Peki bunu imzayı atar da kabul edersek ne olur? 50-60 bin insanımız yerinden olur. İçimize, zaman içerisinde 50-60 bin Rum gelir, yerleşir. Bütün Rumlara,Kuzey'de bıraktıkları malları talep etme hakkı tanınmıştır. Güneyde bırakılan Türk malları ne olacak? Bunların aynı BM'nin daha evvelki planında takas yoluyla halledilmesi vardı. Şimdi ne olacak? Belli değil. Toprak konusunda bize % 28-27 toprak öngörülüyor. Bizim ekilen topraktaki hakkımız % 33. Ama şimdi bize "genelde % 27-28 alınız" diyorlar. Bunun yarısı Beşparmak Dağlarıdır. Etrafı ekilmeyen-dikilmeyen topraklardır. Yani bize ne kalıyor? Bize geriye % 14 filan kalıyor. Bunun içerisine Rumlar döndüğünde aşağı-yukarı % 9-10'unu alıp götürüyor. Bize ne kaldı? % 4-5 kaldı. Bu % 4-5'in içerisinde de yerleşmiş Rumlar var. Peki biz bu 50-60 bin nüfusu nereye nakledeceğiz? Apartmanlar yapıp, bunlar apartmanlarda oturmak suretiyle hayatlarını idame ettiremezler ki. Dolayısıyla sırf bu açıdan planı büyük ölçüde yeniden tartışmak lazımdır. Aksi takdirde halkımız perişan olur.

Annan Planı'nı AB takvimine bağlama oyunu

Planda idari açıdan bizim eşitliğimiz, egemenliğimiz kaale alınmış, kabul edilmiş değil. Planda konu edilen anayasa çerçevesinde "parça devlet" dedikleri, bir nevi eyalet olacak olan Türk toprağına hem yüzde şu kadar Rum yerleşecek, zaman içerisinde bizim vatandaşımız addedilecek, onlara seçme-seçilme hakkı tanınacak. Dolayısıyla müşterek devlette senatoda vs 24=24 görünen eşitlik Rumların da oylarıyla şu kadar Rum seçilmesiyle bozulacak vs. Bütün bunlara bakmak lazım. "Hayır! Bakma! Kabul et! İmzayı at, olsun bitsin!" Niçin? "Halk böyle istiyor?" diyorlar. Peki 30 bin kişinin böyle istediğini göstermek için toplantı yaptınız. Sendikalar tarafından okullar tatil edildi. Öğrenciler getirildi. Zararı yok. Bir gösteri yaptılar. Kanunlar müsaitse ne âlâ, müsait değilse hükümetin çare bulması lazım. Diğer taraftan daha önce başka bir 30 bin kişi başka bir toplantı yaptı. Onlar da "Barışa evet, bu belgeye hayır!
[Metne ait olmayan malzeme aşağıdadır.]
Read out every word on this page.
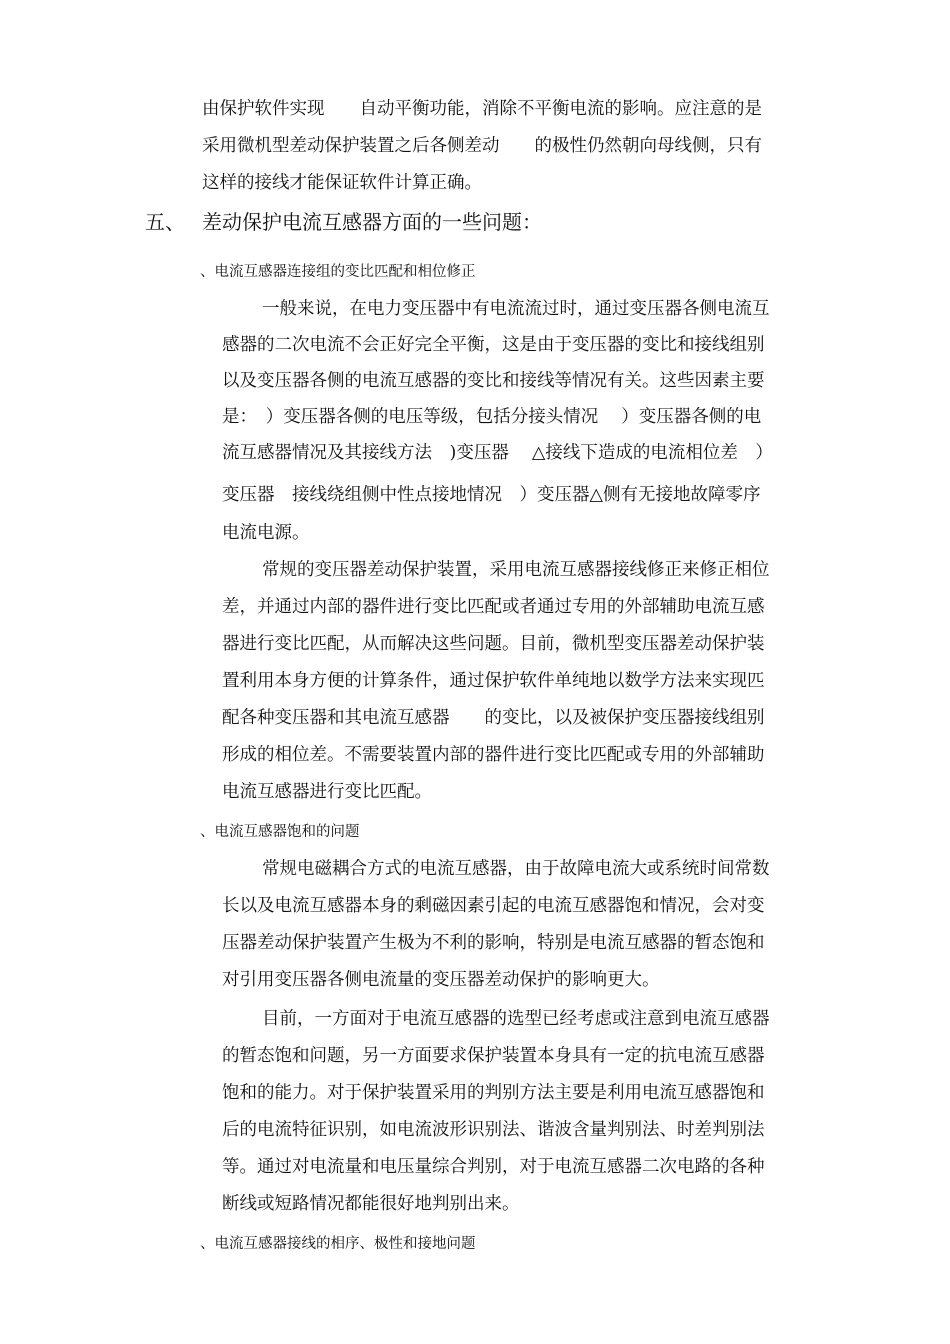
由保护软件实现　　自动平衡功能，消除不平衡电流的影响。应注意的是
采用微机型差动保护装置之后各侧差动　　的极性仍然朝向母线侧，只有
这样的接线才能保证软件计算正确。
五、 差动保护电流互感器方面的一些问题：
、电流互感器连接组的变比匹配和相位修正
一般来说，在电力变压器中有电流流过时，通过变压器各侧电流互
感器的二次电流不会正好完全平衡，这是由于变压器的变比和接线组别
以及变压器各侧的电流互感器的变比和接线等情况有关。这些因素主要
是：　）变压器各侧的电压等级，包括分接头情况　 ）变压器各侧的电
流互感器情况及其接线方法　)变压器　 △接线下造成的电流相位差　）
变压器　接线绕组侧中性点接地情况　）变压器△侧有无接地故障零序
电流电源。
常规的变压器差动保护装置，采用电流互感器接线修正来修正相位
差，并通过内部的器件进行变比匹配或者通过专用的外部辅助电流互感
器进行变比匹配，从而解决这些问题。目前，微机型变压器差动保护装
置利用本身方便的计算条件，通过保护软件单纯地以数学方法来实现匹
配各种变压器和其电流互感器　　的变比，以及被保护变压器接线组别
形成的相位差。不需要装置内部的器件进行变比匹配或专用的外部辅助
电流互感器进行变比匹配。
、电流互感器饱和的问题
常规电磁耦合方式的电流互感器，由于故障电流大或系统时间常数
长以及电流互感器本身的剩磁因素引起的电流互感器饱和情况，会对变
压器差动保护装置产生极为不利的影响，特别是电流互感器的暂态饱和
对引用变压器各侧电流量的变压器差动保护的影响更大。
目前，一方面对于电流互感器的选型已经考虑或注意到电流互感器
的暂态饱和问题，另一方面要求保护装置本身具有一定的抗电流互感器
饱和的能力。对于保护装置采用的判别方法主要是利用电流互感器饱和
后的电流特征识别，如电流波形识别法、谐波含量判别法、时差判别法
等。通过对电流量和电压量综合判别，对于电流互感器二次电路的各种
断线或短路情况都能很好地判别出来。
、电流互感器接线的相序、极性和接地问题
Annan belgesine hayır" dediler. Biz de uzlaşma istiyoruz. Uzlaşma için gerekeni yapıyoruz. Annan belgesinde, "derhal imzala" diyenlerin, Türklerin lehine beğendikleri, savundukları ne varsa, benim müzakere taktiğim sayesinde ortaya çıkmış, gündeme gelmiştir. Ama dahası lazımdır. Bu verilenlerin altının oyulmaması lazım, somut olması lazım, bunlara dikkat edilmesi lazımdır. Biz diyoruz ki, "müzakere edelim, müzakere etmek için de zaman lazımdır." "Hayır!" diyorlar. BM Genel Sekreteri'nin iyi niyeti AB ile bağlantılı olmamakla birlikte AB'nin programına bizi bağladılar. Ve "bu kadar günde, bu kadar saatte bu işi halledin" dediler. Halledebilirsek edelim. Bu işleri yapabilirsek yapalım. Yapamazsak ne olacak? Arkadaşlar, "Yapamazsan dahi imzala" diyorlar. Böyle müzakere olmaz. Böyle pazarlık olmaz. Bu halk buna layık değildir.
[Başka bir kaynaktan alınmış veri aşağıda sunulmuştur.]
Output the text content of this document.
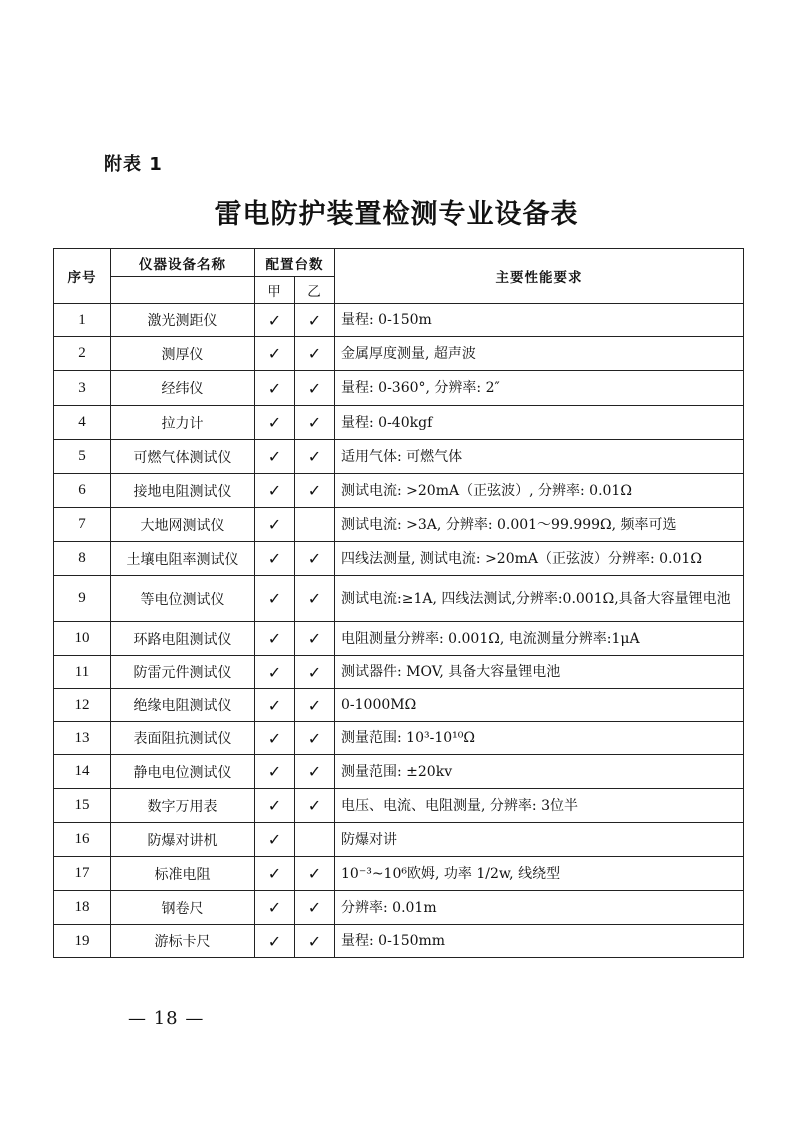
附表 1
雷电防护装置检测专业设备表
序号	仪器设备名称	配置台数		主要性能要求
		甲	乙	
1	激光测距仪	✓	✓	量程: 0-150m
2	测厚仪	✓	✓	金属厚度测量, 超声波
3	经纬仪	✓	✓	量程: 0-360°, 分辨率: 2″
4	拉力计	✓	✓	量程: 0-40kgf
5	可燃气体测试仪	✓	✓	适用气体: 可燃气体
6	接地电阻测试仪	✓	✓	测试电流: >20mA（正弦波）, 分辨率: 0.01Ω
7	大地网测试仪	✓		测试电流: >3A, 分辨率: 0.001～99.999Ω, 频率可选
8	土壤电阻率测试仪	✓	✓	四线法测量, 测试电流: >20mA（正弦波）分辨率: 0.01Ω
9	等电位测试仪	✓	✓	测试电流:≥1A, 四线法测试,分辨率:0.001Ω,具备大容量锂电池
10	环路电阻测试仪	✓	✓	电阻测量分辨率: 0.001Ω, 电流测量分辨率:1μA
11	防雷元件测试仪	✓	✓	测试器件: MOV, 具备大容量锂电池
12	绝缘电阻测试仪	✓	✓	0-1000MΩ
13	表面阻抗测试仪	✓	✓	测量范围: 10³-10¹⁰Ω
14	静电电位测试仪	✓	✓	测量范围: ±20kv
15	数字万用表	✓	✓	电压、电流、电阻测量, 分辨率: 3位半
16	防爆对讲机	✓		防爆对讲
17	标准电阻	✓	✓	10⁻³~10⁶欧姆, 功率 1/2w, 线绕型
18	钢卷尺	✓	✓	分辨率: 0.01m
19	游标卡尺	✓	✓	量程: 0-150mm
— 18 —
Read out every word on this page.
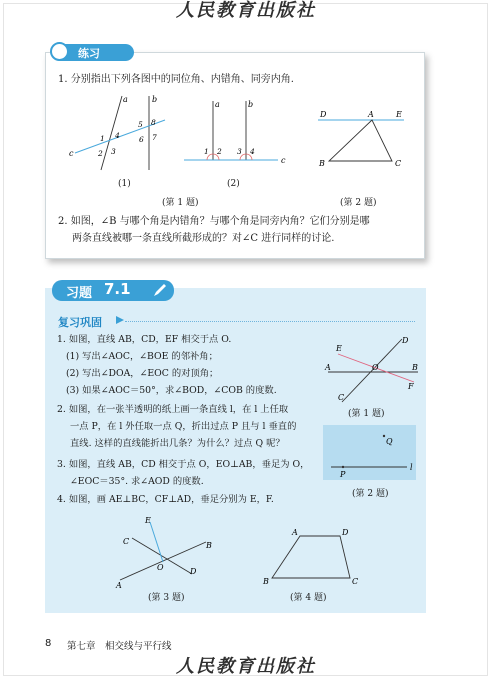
人民教育出版社
练习
1. 分别指出下列各图中的同位角、内错角、同旁内角.
a	b
c
1 4
2 3
5 8
6 7
(1)
a	b
c
1 2 3 4
(2)
(第 1 题)
D	A	E
B	C
(第 2 题)
2. 如图，∠B 与哪个角是内错角？与哪个角是同旁内角？它们分别是哪
两条直线被哪一条直线所截形成的？对∠C 进行同样的讨论.
习题 7.1
复习巩固
1. 如图，直线 AB，CD，EF 相交于点 O.
(1) 写出∠AOC，∠BOE 的邻补角；
(2) 写出∠DOA，∠EOC 的对顶角；
(3) 如果∠AOC＝50°，求∠BOD，∠COB 的度数.
E
D
A	O	B
F
C
(第 1 题)
2. 如图，在一张半透明的纸上画一条直线 l，在 l 上任取
一点 P，在 l 外任取一点 Q，折出过点 P 且与 l 垂直的
直线. 这样的直线能折出几条？为什么？过点 Q 呢？
P
Q
l
(第 2 题)
3. 如图，直线 AB，CD 相交于点 O，EO⊥AB，垂足为 O，
∠EOC＝35°. 求∠AOD 的度数.
4. 如图，画 AE⊥BC，CF⊥AD，垂足分别为 E，F.
E
C	B
O	D
A
(第 3 题)
A	D
B	C
(第 4 题)
8 第七章　相交线与平行线
人民教育出版社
Rumlar Makarios'un vasiyeti üzere hareket ediyor

p Sayın Cumhurbaşkanım, 40 yıldır barış isteniyor ama Rumlar emellerinden kesinlikle taviz vermiyorlar. Taviz veren taraf hep Türk tarafı oluyor.
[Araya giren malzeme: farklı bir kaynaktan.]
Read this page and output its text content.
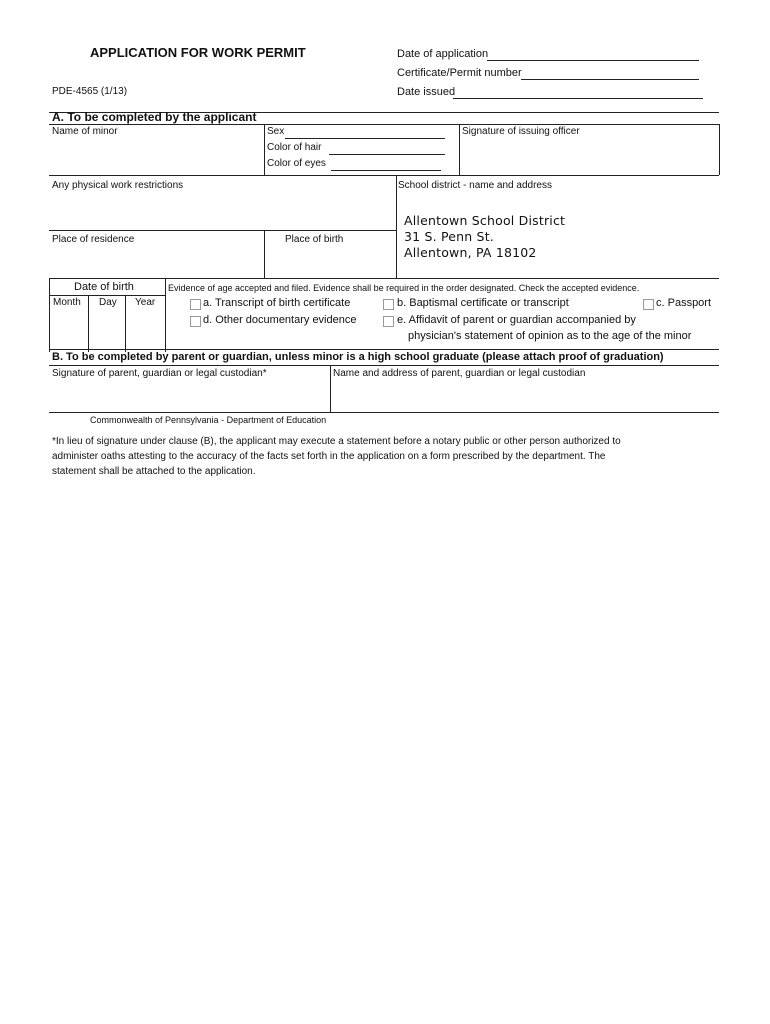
APPLICATION FOR WORK PERMIT
PDE-4565 (1/13)
Date of application
Certificate/Permit number
Date issued
A. To be completed by the applicant
Name of minor	Sex
Color of hair
Color of eyes
Signature of issuing officer
Any physical work restrictions	School district - name and address
Allentown School District
31 S. Penn St.
Allentown, PA 18102
Place of residence	Place of birth
Date of birth
Month Day Year
Evidence of age accepted and filed. Evidence shall be required in the order designated. Check the accepted evidence.
a. Transcript of birth certificate	b. Baptismal certificate or transcript	c. Passport
d. Other documentary evidence	e. Affidavit of parent or guardian accompanied by
physician's statement of opinion as to the age of the minor
B. To be completed by parent or guardian, unless minor is a high school graduate (please attach proof of graduation)
Signature of parent, guardian or legal custodian*	Name and address of parent, guardian or legal custodian
Commonwealth of Pennsylvania - Department of Education
*In lieu of signature under clause (B), the applicant may execute a statement before a notary public or other person authorized to
administer oaths attesting to the accuracy of the facts set forth in the application on a form prescribed by the department. The
statement shall be attached to the application.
Denktaş- Niye versin? 1963'te, ortaklık cumhuriyetimiz hangi maksatla gitti? Kıbrıs Cumhuriyetini ele geçirsin ve Kıbrıs'a sahip olsun diye gitti. Yani darbe yaptı ve sadece ismi kalabildi. Maalesef Amerikalılar, Sovyetler, İngilizler, BM Güvenlik Konseyi, o zaman, genelde, bütün bunların o terörist aktivitelerine rağmen Rumları meşru hükümet olarak tanıdı. O an Makarios'un davası bitmiştir. Nasıl ki döndü ve liderlere, "Ben, yaptığımı yapmak suretiyle, yani anlaşmaları bozup bir Rum idaresini dünyaya meşru hükümet olarak tanıtmak suretiyle Kıbrıs'ı Enosis'e, yani Yunanistan'a bağlanmaya en yakın noktaya getirdim. Bundan geri gitmek yoktur. Bu ünvanı koruyacaksınız" dedi. Sadece Enosis için bundan vazgeçmiyorlar. Rum liderliği Makarios'un vasiyetini yerine getiriyor.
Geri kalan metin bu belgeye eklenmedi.